ERGENEKON DESTANI
Yazan ve çizen: Seyfi Karademir
SEVİNÇ Han, ulak’ın bu pervasızca tak sesine çok sinirlenmişti.
-Sen ne biçim ulaksın? Karşısındaki tüm acunun en büyük Kağanı olduğunu görmez misin?
Ulak gerçekten Sevinç Han’ı selamlamadan doğrudan seslenmişti. Bunu bilerek yapmıştı.
-Dünya’nın en görkemli Kağan’ı İlhan Han’dır. O Kağan da benim kağanımdır. Sen sadece bizim kardeş boylarımızı bize karşı düşman eden bir hırslı beğsin. Hepsi bu... Sevinç Han, yüzüne karşı söylenen bu aşağılayıcı sözlere çok kızmıştı.

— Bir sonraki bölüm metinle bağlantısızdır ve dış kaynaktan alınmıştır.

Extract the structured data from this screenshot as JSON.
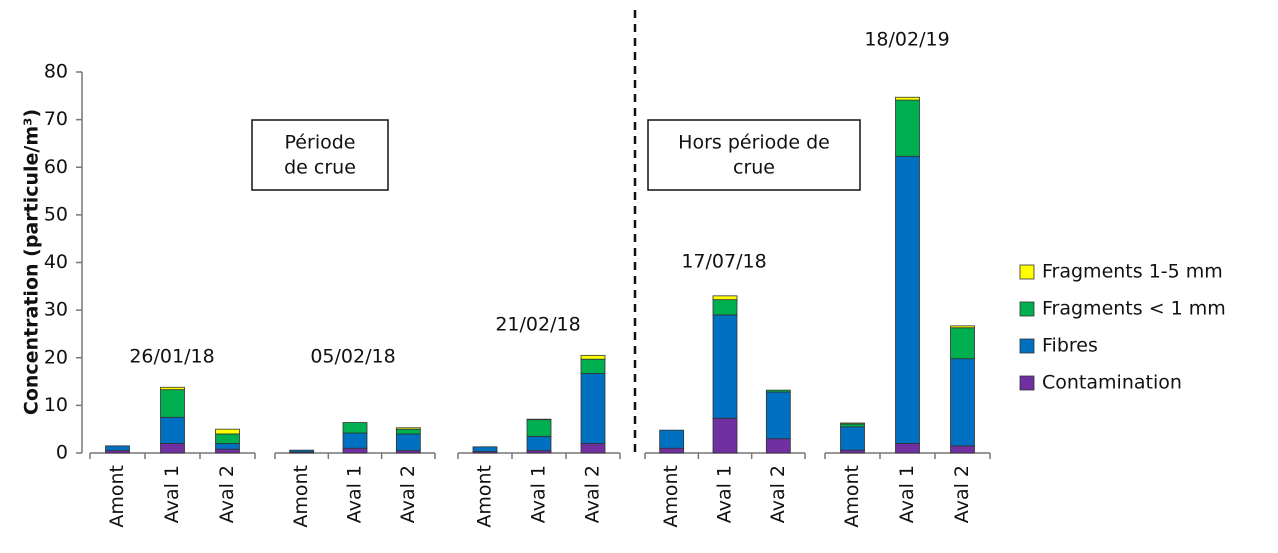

-Bre densiz bu sözlerinin karşılığının boynunun koparılmak olduğunu bilmez misin?
-Elbette bilirim! Ben ölümden korkmam. Ama siz şunu bilmezsiniz. Bu topladığınız onca boyların bizim öz kanımızdan olan kardeşlerimiz olduğunu.
Bu son sözler Sevinç Han’ın ordusunda bir uğultulu dalgalanmaya sebep olmuştu. Ulak’ın dili keskin bir kılıç gibiydi. Sevinç Han, durumun vahametini kavrayarak buyurdu.
-Okçular!
Ve aynı anda yüzlerce ok ulakın üstüne atılmak üzere nişanlandı. Vaktinin kalmadığını anlayan ulak bütün gücüyle bağırdı.
-Buraya, İlhan Han’ın sana teke tek meydan okuduğunu söylemeye geldim. Ne diyorsun.
Sevinç Han?
(Devam edecek)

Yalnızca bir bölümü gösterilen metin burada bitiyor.